LA CENTRALITÀ’ DI MASSARI
Senza Stefano sarebbe tutto molto più difficile. Ricopre una figura fondamentale, è l’uomo che mette insieme tutte le informazioni, quella tecnica con quella mentale. Non è necessaria una presenza fisica continua, la tecnologia ci aiuta molto, ancor più in quest’ultimo anno con il covid. Non hai idea di quanti gruppi whatsapp abbiamo in comune, quante video chiamate programmiamo, siamo tutti costantemente sul pezzo.
TUTTI PER TUTTI
Gli ingranaggi sono oliati molto bene, grazie soprattutto a Matteo e Jacopo, due ragazzi spettacolari. Ogni settimana sappiamo tutti esattamente quali sono i temi da sviluppare. Siamo un unico team, in cui tutti lavorano per tutti,
LA PASSIONE PER IL LAVORO
“E’ un momento in cui sto crescendo molto ed in cui sento anche la responsabilità di quello che sto facendo. Questo e’ un lavoro molto duro – si lascia scappare Marco Gulisano – fatto di pura passione ed anche responsabilità. In cui non si devono solo trasmettere i contenuti, il come colpire la palla di diritto o di rovescio. Viviamo ogni aspetto del vivere quotidiano, finalizzato ad obiettivi di risultato , in cui il rischio è quello di non riuscire a vivere appieno il momento, il percorso che stiamo percorrendo tutti insieme.”
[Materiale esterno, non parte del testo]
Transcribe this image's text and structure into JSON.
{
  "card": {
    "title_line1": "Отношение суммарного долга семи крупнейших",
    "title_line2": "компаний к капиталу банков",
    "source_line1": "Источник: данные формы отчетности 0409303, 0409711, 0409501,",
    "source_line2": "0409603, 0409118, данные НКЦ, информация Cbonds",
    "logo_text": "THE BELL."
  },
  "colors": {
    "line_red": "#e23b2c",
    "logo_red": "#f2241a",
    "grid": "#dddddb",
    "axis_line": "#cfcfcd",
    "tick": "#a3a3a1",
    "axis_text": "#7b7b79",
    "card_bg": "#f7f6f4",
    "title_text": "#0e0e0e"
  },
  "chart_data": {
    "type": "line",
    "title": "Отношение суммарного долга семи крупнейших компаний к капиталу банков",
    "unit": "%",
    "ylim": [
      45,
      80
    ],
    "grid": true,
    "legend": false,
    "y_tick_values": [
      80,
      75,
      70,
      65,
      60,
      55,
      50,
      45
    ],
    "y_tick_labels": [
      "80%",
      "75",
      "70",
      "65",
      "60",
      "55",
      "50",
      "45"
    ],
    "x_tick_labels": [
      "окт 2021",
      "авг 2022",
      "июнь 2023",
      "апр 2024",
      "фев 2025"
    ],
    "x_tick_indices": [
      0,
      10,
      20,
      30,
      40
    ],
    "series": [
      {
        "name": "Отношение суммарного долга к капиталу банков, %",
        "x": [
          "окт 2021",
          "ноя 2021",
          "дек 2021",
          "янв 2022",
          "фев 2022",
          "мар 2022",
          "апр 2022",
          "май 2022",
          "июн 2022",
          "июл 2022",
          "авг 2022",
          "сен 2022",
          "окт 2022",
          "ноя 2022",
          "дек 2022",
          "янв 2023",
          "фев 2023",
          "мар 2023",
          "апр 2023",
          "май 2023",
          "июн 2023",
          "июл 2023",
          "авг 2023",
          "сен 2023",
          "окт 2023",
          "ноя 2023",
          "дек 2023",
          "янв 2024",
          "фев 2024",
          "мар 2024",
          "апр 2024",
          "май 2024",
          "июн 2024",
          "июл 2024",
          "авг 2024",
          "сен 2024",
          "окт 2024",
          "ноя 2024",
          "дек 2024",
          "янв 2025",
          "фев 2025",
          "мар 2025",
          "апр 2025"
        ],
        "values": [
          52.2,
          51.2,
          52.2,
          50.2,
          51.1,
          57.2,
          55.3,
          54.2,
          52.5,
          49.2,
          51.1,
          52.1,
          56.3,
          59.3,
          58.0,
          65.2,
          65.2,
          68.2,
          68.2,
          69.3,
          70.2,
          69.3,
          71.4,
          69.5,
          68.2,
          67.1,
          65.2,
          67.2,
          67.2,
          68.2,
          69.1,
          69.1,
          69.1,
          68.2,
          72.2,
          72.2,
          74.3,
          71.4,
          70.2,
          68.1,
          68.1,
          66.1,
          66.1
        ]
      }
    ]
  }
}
Marco è un fiume in piena. “Starei ore a parlare di questi argomenti.” Ascoltarlo è davvero piacevole.ma appunto il tempo passa inesorabile e c’è da dover preparare l’allenamento del pomeriggio.
Ma ci ritroveremo presto con Marco per approfondire alcuni temi ed entrare nel dettaglio delle avventure vissute in giro per il mondo con Matteo e Jacopo Berrettini.